Kini, Wahyono tidak hanya mengajak masyarakat untuk budidaya di kawasan mangrove, tetapi ia berusaha menangkarkan seluruh jenis tanaman mangrove. Berdasarkan buku yang dibacanya, setidaknya ada 35 jenis spesies tanaman mangrove. Kini, ia telah mampu membuat bibit sebanyak 20 jenis mangrove. “Beruntung juga, pada pertengahan September silam, Pertamina RU IV Cilacap membangun Pusat Konservasi Mangrove dan Studi Plasma Nutfah Indonesia di desa ini, Ujung Alang dan diresmikan oleh Menteri Lingkungan Hidup waktu itu,”katanya.

Menurut Wahyono, tidak hanya kelompok Patra Krida Lestari saja yang berperan di situ, karena banyak ahli mangrove yang didatangkan baik dari Universitas Jenderal Soedirman (Unsoed) Purwokerto dan Institut Pertanian Bogor (IPB). “Pusat konservasi ini saya harapkan akan semakin baik dampaknya, sehingga masyarakat di sekitar Ujung Alang dan Kampung Laut bakal menjaga kelestarian mangrove.

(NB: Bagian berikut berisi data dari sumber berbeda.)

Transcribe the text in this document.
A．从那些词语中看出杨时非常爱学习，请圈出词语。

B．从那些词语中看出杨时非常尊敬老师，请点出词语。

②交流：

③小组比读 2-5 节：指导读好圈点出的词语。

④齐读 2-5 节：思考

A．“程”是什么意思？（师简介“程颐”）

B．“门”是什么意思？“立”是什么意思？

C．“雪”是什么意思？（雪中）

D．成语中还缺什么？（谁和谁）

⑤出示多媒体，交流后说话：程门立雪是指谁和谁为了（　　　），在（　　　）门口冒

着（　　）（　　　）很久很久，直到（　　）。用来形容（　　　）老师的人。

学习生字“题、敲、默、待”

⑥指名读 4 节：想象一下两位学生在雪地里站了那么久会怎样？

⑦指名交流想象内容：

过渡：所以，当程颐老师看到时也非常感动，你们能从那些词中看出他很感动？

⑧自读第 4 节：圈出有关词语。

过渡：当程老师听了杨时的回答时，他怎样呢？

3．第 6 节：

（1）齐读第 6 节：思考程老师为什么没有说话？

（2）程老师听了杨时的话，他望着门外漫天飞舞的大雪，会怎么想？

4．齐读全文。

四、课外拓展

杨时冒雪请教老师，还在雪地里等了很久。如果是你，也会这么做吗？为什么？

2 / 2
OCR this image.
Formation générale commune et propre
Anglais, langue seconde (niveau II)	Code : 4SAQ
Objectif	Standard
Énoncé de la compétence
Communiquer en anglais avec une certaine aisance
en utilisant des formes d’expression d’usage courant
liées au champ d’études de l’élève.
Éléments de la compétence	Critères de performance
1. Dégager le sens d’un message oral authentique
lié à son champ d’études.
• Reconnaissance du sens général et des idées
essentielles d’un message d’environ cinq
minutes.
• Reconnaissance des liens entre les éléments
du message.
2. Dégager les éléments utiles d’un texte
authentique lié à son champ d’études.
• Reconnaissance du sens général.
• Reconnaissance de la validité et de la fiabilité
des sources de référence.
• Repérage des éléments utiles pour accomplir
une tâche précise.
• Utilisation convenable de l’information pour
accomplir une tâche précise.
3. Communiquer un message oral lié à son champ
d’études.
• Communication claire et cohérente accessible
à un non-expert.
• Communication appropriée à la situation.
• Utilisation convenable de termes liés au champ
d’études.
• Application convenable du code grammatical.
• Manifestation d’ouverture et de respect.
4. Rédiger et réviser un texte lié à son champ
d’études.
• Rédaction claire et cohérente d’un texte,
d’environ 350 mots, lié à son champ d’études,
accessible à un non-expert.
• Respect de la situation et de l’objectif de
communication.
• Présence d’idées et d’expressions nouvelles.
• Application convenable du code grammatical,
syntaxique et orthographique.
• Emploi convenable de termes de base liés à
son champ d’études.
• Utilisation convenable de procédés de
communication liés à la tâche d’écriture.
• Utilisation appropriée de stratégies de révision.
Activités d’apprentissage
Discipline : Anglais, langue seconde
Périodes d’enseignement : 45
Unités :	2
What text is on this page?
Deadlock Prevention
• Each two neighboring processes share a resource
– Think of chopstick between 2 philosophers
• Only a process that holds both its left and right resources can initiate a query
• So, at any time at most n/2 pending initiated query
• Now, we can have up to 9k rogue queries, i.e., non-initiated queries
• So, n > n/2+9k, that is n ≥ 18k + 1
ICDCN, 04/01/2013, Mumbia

Sebab, dengan mangrove yang lestari, ternyata mendatangkan rezeki. Karena kondisi lingkungan baik dapat menjadi tempat budidaya yang menghasilkan,”tambah Wahyono.

Camat Kampung Laut Ahmad Nurlaeli berharap dengan gerakan lingkungan di Kampung Laut, penduduk setempat juga akan meningkatkan derajat ekonominya. “Bukan dengan membabat mangrove untuk dijual, tetapi sebaliknya menghijaukan mangrove agar dapat digunakan untuk tempat budidaya. Selain itu, ke depannya, dengan adanya pusat studi mangrove, kami berharap akan menjadi pusat penelitian dan lokasi wisata pengetahuan,”tandasnya.